The growing gulf between modern and ancient attitudes became evident a few days ago when I sat through a discussion on gender politics.
No one is born male or female, an American friend insisted. In evidence he offered a recent US court judgment saying, in an unmistakably skeptical tone, that the law should not give much credence to “birth-assigned sex”, or so-called “biological sex”.
This casual dismissal of science irked some of the nerdy Asians in the group, who pointed out that every strand of DNA in each of the 30 trillion cells in your body specifies male or female.
I could see both arguments but luckily avoided having to take sides by diverting attention to an astonishing gender-related news item which popped up on my email feed from reader Austen Au Yeung.
A wallaby in Sydney's main zoo managed to get pregnant more than a year after her male partner had left, according to the Sydney Morning Herald.
The discovery followed soon after a report in New Scientist that virgin births are not only possible, but common, having been observed in snakes, fish, chickens and sharks.

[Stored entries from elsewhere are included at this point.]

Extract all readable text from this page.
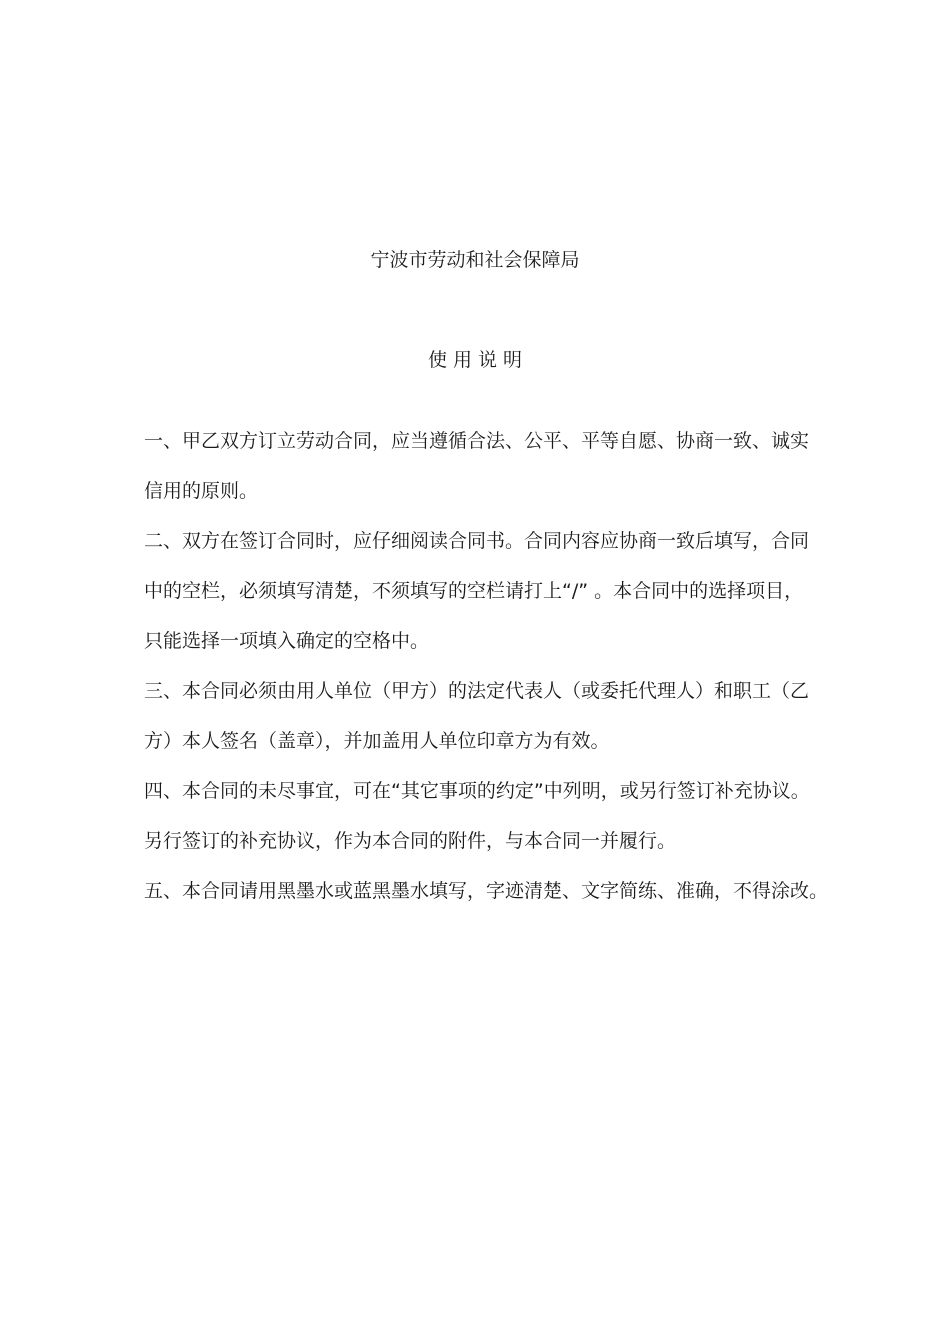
宁波市劳动和社会保障局
使 用 说 明

一、甲乙双方订立劳动合同，应当遵循合法、公平、平等自愿、协商一致、诚实
信用的原则。

二、双方在签订合同时，应仔细阅读合同书。合同内容应协商一致后填写，合同
中的空栏，必须填写清楚，不须填写的空栏请打上“/” 。本合同中的选择项目，
只能选择一项填入确定的空格中。

三、本合同必须由用人单位（甲方）的法定代表人（或委托代理人）和职工（乙
方）本人签名（盖章），并加盖用人单位印章方为有效。

四、本合同的未尽事宜，可在“其它事项的约定”中列明，或另行签订补充协议。
另行签订的补充协议，作为本合同的附件，与本合同一并履行。

五、本合同请用黑墨水或蓝黑墨水填写，字迹清楚、文字简练、准确，不得涂改。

The belief that virgin births only produce sterile daughters was also disproved, the science journal said, and the findings “overturn everything we knew about parthenogenesis”.
(The magazine's letters page should expect a one-word email from a Jewish woman writing from a PO Box c/o Heaven: “FINALLY.”)
I made a note to hide my copy of New Scientist from my daughters in case they got funny ideas - and then expanding mid-sections. (“Dad, you know you said we couldn't have a puppy? Well.”)
As for the “trans debate”, I used to believe that anyone can use any toilet, until I stepped into a public restroom beside a wild nightclub in Pattaya and came out convinced that no human should be allowed to use any public toilets ever.
So who can use them?
About a month ago, a US reader told me the true story of Ricky Hernandez of Phoenix, Arizona, who decided that he was really a transgender woman, and had a series of surgeries.
After he had become Eva Tiamat Medusa, he decided that he'd made a mistake. He wasn't a woman - he was a dragon. He's recently had more surgeries to get scales, horns and a snout and describes himself as “transspecies”.
The reader expected me to be shocked by this, but having grown up on “The Sword in the Stone” and the Animorphs novels, I could see the cool side.
If transspecies operations ever became available on welfare, I would wait until the next time someone called me “a bear with a sore head” and then sneak off to hospital and come back as one. RAWWRR.
Clearly skyscrapers of the future will consist of one small office and 95 floors of toilets, one per person. I can get over my Pattaya trauma. Finally.